We created a multi-sided market that caters to swipers, customers, and those who are food insecure.The app capitalizes on the stark price differences in on-campus food currencies in dining halls with off-campus credit card prices. The app allows on-campus students to get real money for their on-campus currencies and off-campus students to get cheaper meals. We centered the platform around community engagement and donation by allowing all users to donate to a student community fund based on their university and also to their closest metro area food pantry based on open-source data from Feeding America. This web app connects swipers and customers through an innovative scheduling and check-in system. Our web app is supported by a NoSQL database and a Node.js back-end.

How we built it

Our approach to this web app was to create a login system where each user could choose to be a swiper or a customer. We wrote the front-end with JavaScript and used DynamoDB to utilize a server-less system with AWS. We incorporated a database system in our app to show users where they could donate their meals to, such as university food insecurity funds or local food pantries. This web app was designed primarily through HTML and CSS.

Challenges we ran into

Implementing the back-end of the app presented us with issues since most of us did not have prior experience with back-end development.

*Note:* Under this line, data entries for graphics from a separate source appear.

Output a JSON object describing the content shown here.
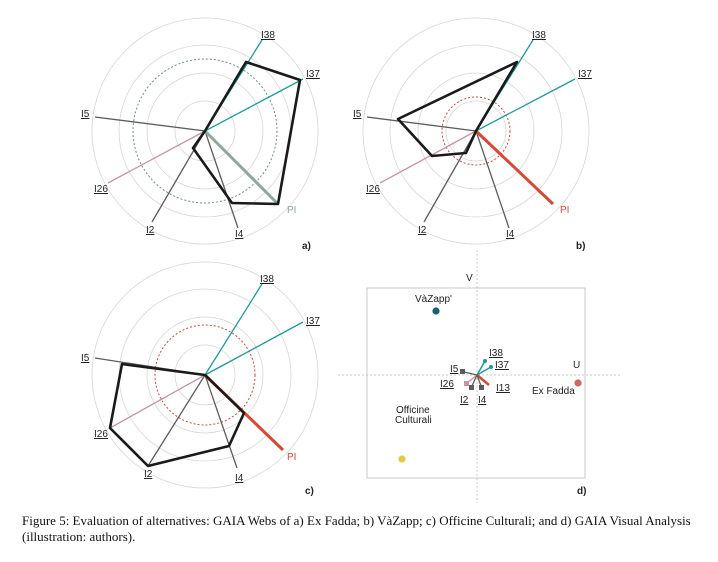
{
  "colors": {
    "ring": "#d6d6d6",
    "web": "#1a1a1a",
    "teal": "#1e9a95",
    "pink": "#c495a2",
    "gray": "#5c5c5c",
    "pi_a": "#8fa89b",
    "pi_red": "#d44a35",
    "dash_a": "#6e8f86",
    "dash_red": "#c84a40"
  },
  "labels": {
    "i38": "I38",
    "i37": "I37",
    "i5": "I5",
    "i26": "I26",
    "i2": "I2",
    "i4": "I4",
    "pi": "PI",
    "i13": "I13"
  },
  "panels": {
    "a": "a)",
    "b": "b)",
    "c": "c)",
    "d": "d)"
  },
  "gaia": {
    "axis_v": "V",
    "axis_u": "U",
    "alternatives": [
      {
        "name": "VàZapp'",
        "color": "#1a5f6e"
      },
      {
        "name": "Ex Fadda",
        "color": "#c86a5e"
      },
      {
        "name_line1": "Officine",
        "name_line2": "Culturali",
        "color": "#e2c94a"
      }
    ]
  },
  "caption": "Figure 5: Evaluation of alternatives: GAIA Webs of a) Ex Fadda; b) VàZapp; c) Officine Culturali; and d) GAIA Visual Analysis (illustration: authors)."
}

Accomplishments that we're proud of

We enjoyed working together on a project that we felt could lead to a major change to not only students at UT, but also to students at universities around the world. This project also allowed us to work through technical difficulties in a project setting to learn more about building web apps.

What we learned

This project allowed us to gain experience with creating a web app and how to integrate it with databases. In particular, we learned how to use AWS to make our app server-less with DynamoDB.

What's next for SwipeMeIn

We hope that we can extend this app beyond the UT campus and solve similar problems in other locations. We intend to first expand to off-campus residence halls, like Callaway and Dobie, and then even further to other universities in Texas, the United States, and around the world.